The novel moves between two story lines.  The first plot line leads Fishy to a crime-scene and then a hunt for rare Nazi items and a murderer.  The second plot line is in the 1930s (the bulk of the book), in which Erksine pursues his eugenics experiments and Roach.

The book is witty, fun and well written.  Like Chabon's works, the book has a comic book feel but is excellent and well-paced literature.  Beauman was recently selected by the Guardian newspaper as one of Britain's 12 best new novelists.

A key document from the book:

A clip with Beauman:

Another review from Paperback Reader.
Pulp Fiction Clip:

To The End The Land by David Grossman

If there was ever a compelling story to be told with authority, this should have been it.  David Grossman, one of Israel's premier literary writers, suffered the horrific tragedy of losing his 20 year-old son who was serving in the Israeli army during the 2006 Israel-Lebanon conflict.  At that time, Grossman was engaged in writing his latest novel, To The End Of The Land, which explored the psyche of an Israeli mother, Ora, whose son reenlisted to serve in the army for a major offensive action just as he completed his three years of service.  This should have been a great book.  It was a disappointment.

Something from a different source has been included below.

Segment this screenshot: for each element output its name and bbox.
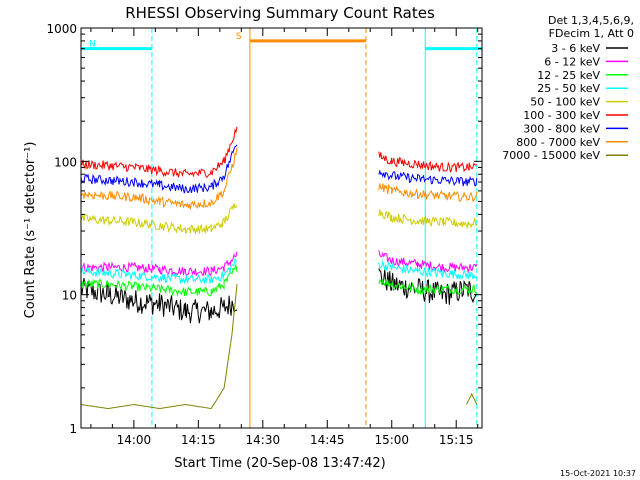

Ora had planned a celebratory hike with her son to mark his return to civilian life.  She was shattered by his decision to reenlist and could not keep it together.  After leaving her son, Ora fled her home so the "notifiers" (i.e., the military officials charged with notifying families of deaths) will not be able to let her know if her son dies, thus prolonging his life.  She forces her former lover, Avram, a psychologically damaged war veteran, to go on the hike she was to have taken with her son.  While Ora and Avram are hiking, we learn about Avram, Ora's estranged husband, Ora's family and Ora. 

I could not finish the book.  It is nearly 600 pages, and it was just too much.  I knew of Grossman's reputation and loss before reading the book and was eager to read it. The book became too difficult to wade through, and I set it aside.  Grossman needed a more aggressive editor to hack away at the surplus, which made the beautifully written prose cumbersome and difficult to tackle.  I have no doubt that Grossman was pouring out his own grief in these pages, which makes not liking this novel difficult.  As a work of literature, I did not enjoy the novel.

After writing this review, I attended a discussion about this book led by an outstanding presenter.  She identified some of the significant themes Grossman tackles: immortality, the effect of a constant war on the psyche of the warrior and shifting reality, to name a few.  She also shared some of the significant plot developments that happened deep into the book.  While she agreed that the book needed a lot of editing, the themes of the book she identified may make tackling this book worthwhile for the truly persistent, dogged and determined.  For me, I was just satisfied with a great discussion and moving on to another book.

Other reviews: Boston Bibliophile (far more positive).

The novel was a nominee for the National Book Critics Circle Award as well.  (Goon Squad won that award).